Defense and space projects account for most increases in the $135 billion federal research-and-development budget in fiscal 2006, worrying scientists who fear that after years of growth the nation is beginning to skimp on technology that fuels marketplace innovation.

The realignment by Congress of research money toward national defense and human space exploration means many universities, institutions and scientists will have to scramble for new sources of money or cut back current or planned projects.

The National Institutes of Health (NIH), the nation’s premier biomedical research agency, saw its budget doubled between 1999 and 2003, but is getting $28.6 billion in fiscal 2006, a slight 0.1 percent drop that marks its first budget cutback since 1970.

The cut, while small, comes at a time when a lot of research simply costs more, even the laboratory mice used in cancer research, said Dr. Harold Varmus, a former NIH director and Nobel Prize winner.

“There is a battle for the future in science and technology. That’s what is going to govern the future of our country. Not increasing investments in those areas sends a signal the country is going to regret,” said Dr. Varmus, who now heads the Memorial Sloan-Kettering Cancer Center in New York.

The Bush administration counters that federal research-and-development spending remains near an all-time high and is close to 45 percent higher than when the president took office.

That “is a strong statement of the high priority this administration places on innovation, competitiveness, science, technology and research,” said Donald Tighe, a spokesman for the Office of Science and Technology Policy, which advises the president.

Federal research-and-development spending will rise $2.2 billion, or 1.7 percent, in fiscal 2006, to about $135 billion, according to an analysis by the American Association for the Advancement of Science (AAAS).
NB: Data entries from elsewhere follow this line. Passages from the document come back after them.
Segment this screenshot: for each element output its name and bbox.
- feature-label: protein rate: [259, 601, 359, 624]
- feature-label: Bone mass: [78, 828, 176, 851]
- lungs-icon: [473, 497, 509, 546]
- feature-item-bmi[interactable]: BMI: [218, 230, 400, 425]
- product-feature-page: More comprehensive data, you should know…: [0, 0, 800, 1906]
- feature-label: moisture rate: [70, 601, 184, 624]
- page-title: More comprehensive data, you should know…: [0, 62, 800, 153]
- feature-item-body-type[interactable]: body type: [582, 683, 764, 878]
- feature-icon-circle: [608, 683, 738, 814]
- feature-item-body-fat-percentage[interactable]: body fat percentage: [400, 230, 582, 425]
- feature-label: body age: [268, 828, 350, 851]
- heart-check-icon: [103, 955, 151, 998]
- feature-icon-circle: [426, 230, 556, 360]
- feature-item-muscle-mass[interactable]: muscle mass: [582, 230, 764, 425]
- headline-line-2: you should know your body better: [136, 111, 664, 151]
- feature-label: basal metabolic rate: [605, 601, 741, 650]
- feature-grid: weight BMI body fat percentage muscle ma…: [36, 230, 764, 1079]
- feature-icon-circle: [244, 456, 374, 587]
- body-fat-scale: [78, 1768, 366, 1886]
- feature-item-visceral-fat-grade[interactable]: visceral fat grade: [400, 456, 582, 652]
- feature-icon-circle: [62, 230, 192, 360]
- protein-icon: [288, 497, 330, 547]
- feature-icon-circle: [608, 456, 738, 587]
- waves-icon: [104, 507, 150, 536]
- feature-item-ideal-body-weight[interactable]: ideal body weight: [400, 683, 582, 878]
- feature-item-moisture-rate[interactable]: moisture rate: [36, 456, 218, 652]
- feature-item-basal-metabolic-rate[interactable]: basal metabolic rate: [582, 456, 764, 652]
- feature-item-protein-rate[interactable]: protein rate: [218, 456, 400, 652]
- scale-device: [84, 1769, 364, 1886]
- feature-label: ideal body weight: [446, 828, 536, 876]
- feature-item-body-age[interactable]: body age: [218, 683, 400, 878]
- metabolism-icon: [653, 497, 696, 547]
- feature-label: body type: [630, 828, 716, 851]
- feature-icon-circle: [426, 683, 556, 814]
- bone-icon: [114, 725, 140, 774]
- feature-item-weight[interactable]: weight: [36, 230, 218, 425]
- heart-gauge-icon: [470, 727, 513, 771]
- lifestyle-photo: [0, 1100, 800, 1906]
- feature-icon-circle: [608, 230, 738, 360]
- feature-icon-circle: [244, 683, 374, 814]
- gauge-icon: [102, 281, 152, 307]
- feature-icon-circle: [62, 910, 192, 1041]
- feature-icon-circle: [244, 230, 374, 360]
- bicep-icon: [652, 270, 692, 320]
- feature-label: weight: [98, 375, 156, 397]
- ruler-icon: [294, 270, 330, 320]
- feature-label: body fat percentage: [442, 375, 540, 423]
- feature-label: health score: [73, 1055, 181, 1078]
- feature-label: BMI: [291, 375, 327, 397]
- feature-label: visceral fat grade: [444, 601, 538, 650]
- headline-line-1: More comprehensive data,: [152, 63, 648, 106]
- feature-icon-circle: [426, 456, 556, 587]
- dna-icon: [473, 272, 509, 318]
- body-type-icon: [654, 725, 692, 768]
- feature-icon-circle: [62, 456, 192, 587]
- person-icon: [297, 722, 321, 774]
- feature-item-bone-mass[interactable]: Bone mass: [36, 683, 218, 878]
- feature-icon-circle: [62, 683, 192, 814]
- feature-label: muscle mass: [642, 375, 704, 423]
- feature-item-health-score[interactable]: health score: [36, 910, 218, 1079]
Of that increase, 97 percent will go to Department of Defense weapons development and NASA spacecraft programs, AAAS said.

Funding for other federal research and development increases only slightly, and actually falls if adjusted for inflation, AAAS analyst Kei Koizumi said.

“For 2006, for most areas, it’s looking pretty bad. The total is going to be a new record, but it’s going to be big increases in two areas,” Mr. Koizumi said.

The nation’s universities and research institutes fret the emphasis increasingly falls on development, which tends to help industry, instead of the experimentation and exploration associated with basic research.